In the old Legion of Super-Heroes at DC Comics, one of the members was Triplicate Girl, who could split into three Triplicate Girls. I don’t know if she could cube, though. One of the triplicates was killed, and she then carried on as Duo Damsel. She had a thing for Superboy, but couldn’t pry him away from Lana Lang, so Duo Damsel married Bouncing Boy instead. In Superman’s orbit, alliterative names are very important.
Off the bat, I can only think of 4 cases in NYC where a street splits in two, with both sides having the same name. Duane Street is cloven in two here by the colonial-era Duane Park at Hudson Street. Further uptown, Waverly Place becomes two Waverly Places (that’s how the phrase “two Places at once” came about) at Christopher Street; way out in Brooklyn, Avenue U becomes a duo at Gerritsen Avenue, and the Gowanus Expressway is accompanied by 7th Avenue on either side in Bay Ridge. There are likely many more.
Here’s Duane Street just west of Duane Park, its two “halves” clearly visible. It looks like the buildings on either side are teetering inward, Pisa-esque, but that’s just the camera, I assure you (famous last words). On the left is the 10-story brick Schepp Building, designed by Stephen Decatur Hatch in 1880 as a factory, warehouse, and office building. It was named for importer Leopold Schepp, whose most notable product was dried coconut.
The massive Western Union (now Verizon) Building on Hudson Street dominates the left side of the photo, and in the middle is the nearly windowless 33 Thomas Street, the AT&T “Long Lines” Building.
Duane Park is unusual because the “island” on which it sits has never been occupied by a building. It had, since the arrival of Europeans in the New World, always been farmland. As the city encroached northward and Duane Street was laid out in the 1790s, named for a NYC mayor, the small bit of farmland was developed as a formal garden and has always remained parkland through various remodelings and reconstructions.
Information from Tribeca West Landmarks Designation Report –it’s over 400 pages!
7/27/13
10 comments
I think that Pearl Street does a similar split at a playground at Fulton Street. What’s odd there is that Pearl St seems to take over the path of Water St, which in turn shifts to the other side of the Titanic Memorial.
Yes …
Used to work in the Western Union building in the early 1980s, when WU treated it as a slum. The WU lobby is one of the greatest in NYC – an art deco cavern of orange brick and indirect lighting from brass fixtures. Wonder if the theater on the Hudson St. end is still there? The old entrance is the wide lobby at that end.

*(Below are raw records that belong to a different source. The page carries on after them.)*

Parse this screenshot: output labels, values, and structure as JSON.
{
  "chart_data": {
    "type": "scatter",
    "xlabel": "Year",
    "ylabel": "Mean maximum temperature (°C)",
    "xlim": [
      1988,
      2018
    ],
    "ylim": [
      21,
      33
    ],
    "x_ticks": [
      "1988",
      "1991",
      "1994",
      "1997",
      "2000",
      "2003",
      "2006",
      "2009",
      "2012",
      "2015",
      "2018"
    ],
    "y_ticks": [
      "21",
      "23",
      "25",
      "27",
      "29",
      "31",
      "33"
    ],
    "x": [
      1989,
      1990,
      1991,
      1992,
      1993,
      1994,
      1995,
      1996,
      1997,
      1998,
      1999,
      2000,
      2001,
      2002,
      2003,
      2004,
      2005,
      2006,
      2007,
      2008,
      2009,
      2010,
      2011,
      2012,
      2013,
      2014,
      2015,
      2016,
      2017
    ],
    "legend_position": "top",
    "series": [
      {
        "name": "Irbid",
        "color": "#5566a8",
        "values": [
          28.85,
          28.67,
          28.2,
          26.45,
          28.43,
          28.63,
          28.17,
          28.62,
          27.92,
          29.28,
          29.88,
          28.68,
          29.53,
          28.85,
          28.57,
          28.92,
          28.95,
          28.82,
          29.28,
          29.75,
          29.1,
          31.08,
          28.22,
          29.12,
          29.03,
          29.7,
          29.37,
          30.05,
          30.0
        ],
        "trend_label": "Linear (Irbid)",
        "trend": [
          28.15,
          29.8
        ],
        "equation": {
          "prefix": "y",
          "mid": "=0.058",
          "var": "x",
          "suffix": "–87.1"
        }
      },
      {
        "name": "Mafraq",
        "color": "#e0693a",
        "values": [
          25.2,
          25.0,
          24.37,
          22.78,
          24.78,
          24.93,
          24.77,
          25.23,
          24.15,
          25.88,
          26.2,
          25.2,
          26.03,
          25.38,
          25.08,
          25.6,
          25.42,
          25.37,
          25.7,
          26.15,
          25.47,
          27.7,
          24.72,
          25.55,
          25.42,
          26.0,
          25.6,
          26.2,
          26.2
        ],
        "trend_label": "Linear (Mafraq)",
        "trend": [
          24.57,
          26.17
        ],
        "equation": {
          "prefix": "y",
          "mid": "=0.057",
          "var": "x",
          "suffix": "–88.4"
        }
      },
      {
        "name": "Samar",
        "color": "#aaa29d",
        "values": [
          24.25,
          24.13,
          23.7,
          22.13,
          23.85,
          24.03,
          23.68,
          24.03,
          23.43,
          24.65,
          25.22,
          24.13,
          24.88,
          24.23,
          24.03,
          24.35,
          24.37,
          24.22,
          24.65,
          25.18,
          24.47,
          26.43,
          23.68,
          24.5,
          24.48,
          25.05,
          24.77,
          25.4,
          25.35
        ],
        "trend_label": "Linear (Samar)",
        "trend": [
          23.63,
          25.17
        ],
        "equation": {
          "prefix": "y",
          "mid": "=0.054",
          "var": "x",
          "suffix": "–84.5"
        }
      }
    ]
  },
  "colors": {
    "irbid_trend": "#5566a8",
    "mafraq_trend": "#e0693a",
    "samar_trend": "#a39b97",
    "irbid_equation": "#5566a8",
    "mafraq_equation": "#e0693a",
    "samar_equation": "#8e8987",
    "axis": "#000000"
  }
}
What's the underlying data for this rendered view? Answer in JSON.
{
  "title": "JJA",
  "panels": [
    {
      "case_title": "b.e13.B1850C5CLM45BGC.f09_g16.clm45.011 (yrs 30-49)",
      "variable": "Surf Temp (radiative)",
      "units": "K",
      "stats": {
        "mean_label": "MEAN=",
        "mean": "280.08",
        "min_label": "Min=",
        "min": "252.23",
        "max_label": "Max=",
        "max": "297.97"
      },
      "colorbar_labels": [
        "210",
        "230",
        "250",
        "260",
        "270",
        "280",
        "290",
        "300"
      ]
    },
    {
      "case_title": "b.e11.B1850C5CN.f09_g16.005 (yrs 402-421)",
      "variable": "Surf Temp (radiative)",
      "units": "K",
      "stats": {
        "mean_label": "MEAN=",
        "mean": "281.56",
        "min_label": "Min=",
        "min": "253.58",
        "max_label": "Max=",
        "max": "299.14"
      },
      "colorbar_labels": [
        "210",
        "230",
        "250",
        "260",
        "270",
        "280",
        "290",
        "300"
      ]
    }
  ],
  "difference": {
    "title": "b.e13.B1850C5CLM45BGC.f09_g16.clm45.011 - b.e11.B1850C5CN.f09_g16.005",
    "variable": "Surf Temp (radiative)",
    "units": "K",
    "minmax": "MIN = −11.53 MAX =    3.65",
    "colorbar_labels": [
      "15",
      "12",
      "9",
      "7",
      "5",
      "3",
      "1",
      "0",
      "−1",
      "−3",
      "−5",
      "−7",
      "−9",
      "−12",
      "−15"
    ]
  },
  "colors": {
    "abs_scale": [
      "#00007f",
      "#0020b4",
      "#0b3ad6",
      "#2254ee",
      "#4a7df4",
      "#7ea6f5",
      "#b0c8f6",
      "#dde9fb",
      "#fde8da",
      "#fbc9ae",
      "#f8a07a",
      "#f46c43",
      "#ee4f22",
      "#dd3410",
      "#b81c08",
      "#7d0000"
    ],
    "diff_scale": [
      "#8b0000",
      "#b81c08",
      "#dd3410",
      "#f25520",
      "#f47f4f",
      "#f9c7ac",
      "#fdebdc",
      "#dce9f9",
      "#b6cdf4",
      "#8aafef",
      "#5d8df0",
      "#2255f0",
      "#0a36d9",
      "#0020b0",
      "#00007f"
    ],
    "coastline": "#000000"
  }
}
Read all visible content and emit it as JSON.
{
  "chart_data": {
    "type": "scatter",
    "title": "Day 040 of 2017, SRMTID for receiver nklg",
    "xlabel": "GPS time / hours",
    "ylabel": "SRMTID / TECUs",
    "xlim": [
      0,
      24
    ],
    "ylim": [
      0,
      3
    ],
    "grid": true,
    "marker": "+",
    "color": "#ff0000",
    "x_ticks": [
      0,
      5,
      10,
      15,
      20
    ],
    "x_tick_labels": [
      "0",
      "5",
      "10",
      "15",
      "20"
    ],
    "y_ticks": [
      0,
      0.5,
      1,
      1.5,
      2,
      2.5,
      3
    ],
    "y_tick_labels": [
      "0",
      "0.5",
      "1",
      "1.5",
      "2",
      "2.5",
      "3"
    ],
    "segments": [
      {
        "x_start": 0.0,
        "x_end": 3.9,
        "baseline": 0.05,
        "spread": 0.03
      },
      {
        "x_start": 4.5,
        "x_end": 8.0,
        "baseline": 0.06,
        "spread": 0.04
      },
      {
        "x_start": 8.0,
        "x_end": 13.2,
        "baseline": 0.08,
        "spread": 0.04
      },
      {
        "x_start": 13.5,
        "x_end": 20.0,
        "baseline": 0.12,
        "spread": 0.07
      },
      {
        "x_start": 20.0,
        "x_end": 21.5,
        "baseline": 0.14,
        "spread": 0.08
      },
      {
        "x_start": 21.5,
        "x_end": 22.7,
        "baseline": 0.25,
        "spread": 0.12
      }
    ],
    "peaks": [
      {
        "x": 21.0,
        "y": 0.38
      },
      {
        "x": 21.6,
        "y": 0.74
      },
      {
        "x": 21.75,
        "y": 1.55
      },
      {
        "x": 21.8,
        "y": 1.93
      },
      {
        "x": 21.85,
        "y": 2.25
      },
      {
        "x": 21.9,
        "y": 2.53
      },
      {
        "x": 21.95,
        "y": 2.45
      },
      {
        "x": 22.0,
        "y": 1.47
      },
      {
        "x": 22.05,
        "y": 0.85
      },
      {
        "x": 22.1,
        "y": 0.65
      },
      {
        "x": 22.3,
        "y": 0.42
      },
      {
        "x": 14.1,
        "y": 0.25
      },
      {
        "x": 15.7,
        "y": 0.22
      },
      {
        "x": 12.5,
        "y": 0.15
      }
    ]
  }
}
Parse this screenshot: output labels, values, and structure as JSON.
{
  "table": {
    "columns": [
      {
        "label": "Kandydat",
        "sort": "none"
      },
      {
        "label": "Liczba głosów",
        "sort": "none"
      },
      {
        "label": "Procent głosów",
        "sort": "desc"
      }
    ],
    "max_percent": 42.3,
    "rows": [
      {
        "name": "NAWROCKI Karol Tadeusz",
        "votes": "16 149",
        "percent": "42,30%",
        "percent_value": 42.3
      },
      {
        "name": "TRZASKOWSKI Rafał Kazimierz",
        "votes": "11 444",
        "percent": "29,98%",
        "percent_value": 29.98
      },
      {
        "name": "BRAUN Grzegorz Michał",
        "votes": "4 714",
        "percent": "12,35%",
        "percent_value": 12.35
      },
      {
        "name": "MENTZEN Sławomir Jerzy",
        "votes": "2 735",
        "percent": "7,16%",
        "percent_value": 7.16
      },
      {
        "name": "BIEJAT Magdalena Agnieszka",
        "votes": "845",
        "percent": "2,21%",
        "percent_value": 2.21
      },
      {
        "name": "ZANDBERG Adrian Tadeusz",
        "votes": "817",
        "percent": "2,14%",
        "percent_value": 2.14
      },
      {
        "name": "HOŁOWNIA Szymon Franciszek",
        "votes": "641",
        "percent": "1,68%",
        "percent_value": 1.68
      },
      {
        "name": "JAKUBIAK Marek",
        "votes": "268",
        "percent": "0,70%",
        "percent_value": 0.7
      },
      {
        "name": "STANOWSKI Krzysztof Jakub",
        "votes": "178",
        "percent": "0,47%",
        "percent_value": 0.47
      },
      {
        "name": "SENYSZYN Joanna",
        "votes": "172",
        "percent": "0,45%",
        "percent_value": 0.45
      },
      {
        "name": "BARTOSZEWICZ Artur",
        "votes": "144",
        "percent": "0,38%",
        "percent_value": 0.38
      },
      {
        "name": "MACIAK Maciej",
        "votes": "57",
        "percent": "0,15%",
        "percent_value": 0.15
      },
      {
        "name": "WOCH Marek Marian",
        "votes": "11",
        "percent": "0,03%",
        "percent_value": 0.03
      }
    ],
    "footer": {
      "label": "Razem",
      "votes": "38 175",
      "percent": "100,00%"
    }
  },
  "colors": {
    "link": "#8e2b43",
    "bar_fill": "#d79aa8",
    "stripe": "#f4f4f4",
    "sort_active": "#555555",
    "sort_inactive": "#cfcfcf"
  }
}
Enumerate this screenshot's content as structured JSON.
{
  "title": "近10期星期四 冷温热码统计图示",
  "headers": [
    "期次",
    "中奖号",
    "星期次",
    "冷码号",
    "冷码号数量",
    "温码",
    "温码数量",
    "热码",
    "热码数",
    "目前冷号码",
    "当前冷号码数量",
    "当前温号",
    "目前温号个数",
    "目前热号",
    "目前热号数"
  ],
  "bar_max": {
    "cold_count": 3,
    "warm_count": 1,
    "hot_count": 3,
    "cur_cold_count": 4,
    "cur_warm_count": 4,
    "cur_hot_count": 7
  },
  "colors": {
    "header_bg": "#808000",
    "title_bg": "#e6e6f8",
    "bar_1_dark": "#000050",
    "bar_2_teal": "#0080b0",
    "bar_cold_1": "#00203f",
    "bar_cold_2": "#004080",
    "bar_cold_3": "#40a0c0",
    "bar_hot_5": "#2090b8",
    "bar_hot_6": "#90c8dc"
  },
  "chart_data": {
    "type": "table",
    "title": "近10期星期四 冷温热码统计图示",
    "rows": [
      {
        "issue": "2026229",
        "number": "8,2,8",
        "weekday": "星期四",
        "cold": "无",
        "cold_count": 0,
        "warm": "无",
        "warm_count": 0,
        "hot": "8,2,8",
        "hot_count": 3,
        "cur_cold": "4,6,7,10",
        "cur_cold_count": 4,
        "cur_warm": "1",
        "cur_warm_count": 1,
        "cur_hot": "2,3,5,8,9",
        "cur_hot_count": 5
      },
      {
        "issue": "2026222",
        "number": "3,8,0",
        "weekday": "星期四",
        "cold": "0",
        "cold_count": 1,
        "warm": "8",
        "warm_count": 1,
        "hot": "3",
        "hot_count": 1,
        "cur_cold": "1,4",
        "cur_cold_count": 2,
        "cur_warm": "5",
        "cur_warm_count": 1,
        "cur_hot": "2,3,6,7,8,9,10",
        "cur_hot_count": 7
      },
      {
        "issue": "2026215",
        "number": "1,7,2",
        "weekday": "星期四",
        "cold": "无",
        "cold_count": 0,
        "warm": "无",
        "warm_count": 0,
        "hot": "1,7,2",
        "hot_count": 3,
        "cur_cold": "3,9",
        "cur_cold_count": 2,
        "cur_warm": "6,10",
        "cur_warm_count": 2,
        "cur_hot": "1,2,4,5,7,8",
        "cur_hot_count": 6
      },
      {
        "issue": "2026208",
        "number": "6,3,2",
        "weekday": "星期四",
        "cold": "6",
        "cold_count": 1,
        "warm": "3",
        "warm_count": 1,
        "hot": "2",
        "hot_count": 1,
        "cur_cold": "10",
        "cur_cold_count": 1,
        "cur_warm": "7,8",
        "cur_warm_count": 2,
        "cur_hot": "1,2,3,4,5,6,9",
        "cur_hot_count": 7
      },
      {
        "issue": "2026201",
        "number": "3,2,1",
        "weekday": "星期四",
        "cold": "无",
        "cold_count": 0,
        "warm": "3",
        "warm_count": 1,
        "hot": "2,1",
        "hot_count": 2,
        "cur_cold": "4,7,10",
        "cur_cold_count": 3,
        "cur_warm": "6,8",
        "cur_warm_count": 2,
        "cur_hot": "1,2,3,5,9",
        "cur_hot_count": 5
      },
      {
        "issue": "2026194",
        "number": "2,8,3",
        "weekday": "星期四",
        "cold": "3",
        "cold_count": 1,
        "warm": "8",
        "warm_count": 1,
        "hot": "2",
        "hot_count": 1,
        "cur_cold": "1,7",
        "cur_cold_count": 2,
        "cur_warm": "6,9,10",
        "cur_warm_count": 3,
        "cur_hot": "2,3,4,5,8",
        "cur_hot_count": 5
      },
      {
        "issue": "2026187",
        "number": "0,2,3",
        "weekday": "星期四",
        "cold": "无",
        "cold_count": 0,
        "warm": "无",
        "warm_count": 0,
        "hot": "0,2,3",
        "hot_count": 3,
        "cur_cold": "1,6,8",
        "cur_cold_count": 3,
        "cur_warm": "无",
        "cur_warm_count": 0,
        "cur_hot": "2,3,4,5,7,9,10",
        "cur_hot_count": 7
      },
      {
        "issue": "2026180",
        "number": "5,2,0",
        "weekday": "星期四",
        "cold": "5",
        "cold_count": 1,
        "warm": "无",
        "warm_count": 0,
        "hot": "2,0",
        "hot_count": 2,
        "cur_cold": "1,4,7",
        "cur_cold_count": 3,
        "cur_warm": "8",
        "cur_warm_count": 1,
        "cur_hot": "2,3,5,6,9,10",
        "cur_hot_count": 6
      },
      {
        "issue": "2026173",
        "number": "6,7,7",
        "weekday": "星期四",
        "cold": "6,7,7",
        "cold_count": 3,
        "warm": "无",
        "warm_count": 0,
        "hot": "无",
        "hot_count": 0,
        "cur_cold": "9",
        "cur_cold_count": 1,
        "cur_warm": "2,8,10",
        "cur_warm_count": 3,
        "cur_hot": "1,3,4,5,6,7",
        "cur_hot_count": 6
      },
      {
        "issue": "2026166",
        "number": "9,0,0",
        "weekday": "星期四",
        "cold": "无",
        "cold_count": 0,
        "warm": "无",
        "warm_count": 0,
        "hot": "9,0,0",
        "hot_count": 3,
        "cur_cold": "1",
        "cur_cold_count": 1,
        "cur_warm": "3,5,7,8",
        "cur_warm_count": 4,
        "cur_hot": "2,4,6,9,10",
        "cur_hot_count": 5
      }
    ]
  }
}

Washington Market back then, still had Cream-o-land loading trucks by Duane Street but you knew the area was going to change very soon in the spirit of Soho.
I worked for Western Union back in the mid-60’s. I’d get off the IND at Chambers & Church, cut across Reade, Duane, or Thomas to West Broadway, and enter the building from that side. I remember the lobby as being enormous, but at the time was only interested in taking the elevator to the 13th floor to begin my job transcribing telegrams that people phoned in. The area was bustling at 4:30PM, but when the shift ended at 12:30AM it was a ghost town. The World Trade Center was still on the drawing board then.
Who knew you were a fellow LSH fan? I was thinking about them recently, for some reason, and was reading the Wikipedia entries on the Legion and several of their members, including the one on Luornu (Triplicate Girl/Duo Damsel, and a few other designations I wasn’t familiar with).
As for streets that split or branch but keep the same name, check out the south end of Independence Avenue, and also Cannon Place, in the Bronx.
I forgot Cannon
The massive building was the Western Electric building before ma bell got chopped up by the Federal court.
I wonder if local politician Tom Duane is descended from the street’s namesake.
The Western Union Building @ 60 Hudson St. is owned by a private company not Verizon. It is now known as a carrier hotel for communications companies.
The Western Electric Building was 395 Hudson St. with the headquarters @ 222 Broadway.
Another example of where a street splits in two, with both sides having the same name:
Riverside Drive between 97th and 114th Streets, where a narrow, northbond-only service road splits from the main roadway, which remains further west. At 104th and 108th Streets there is access to both the main and service roadways.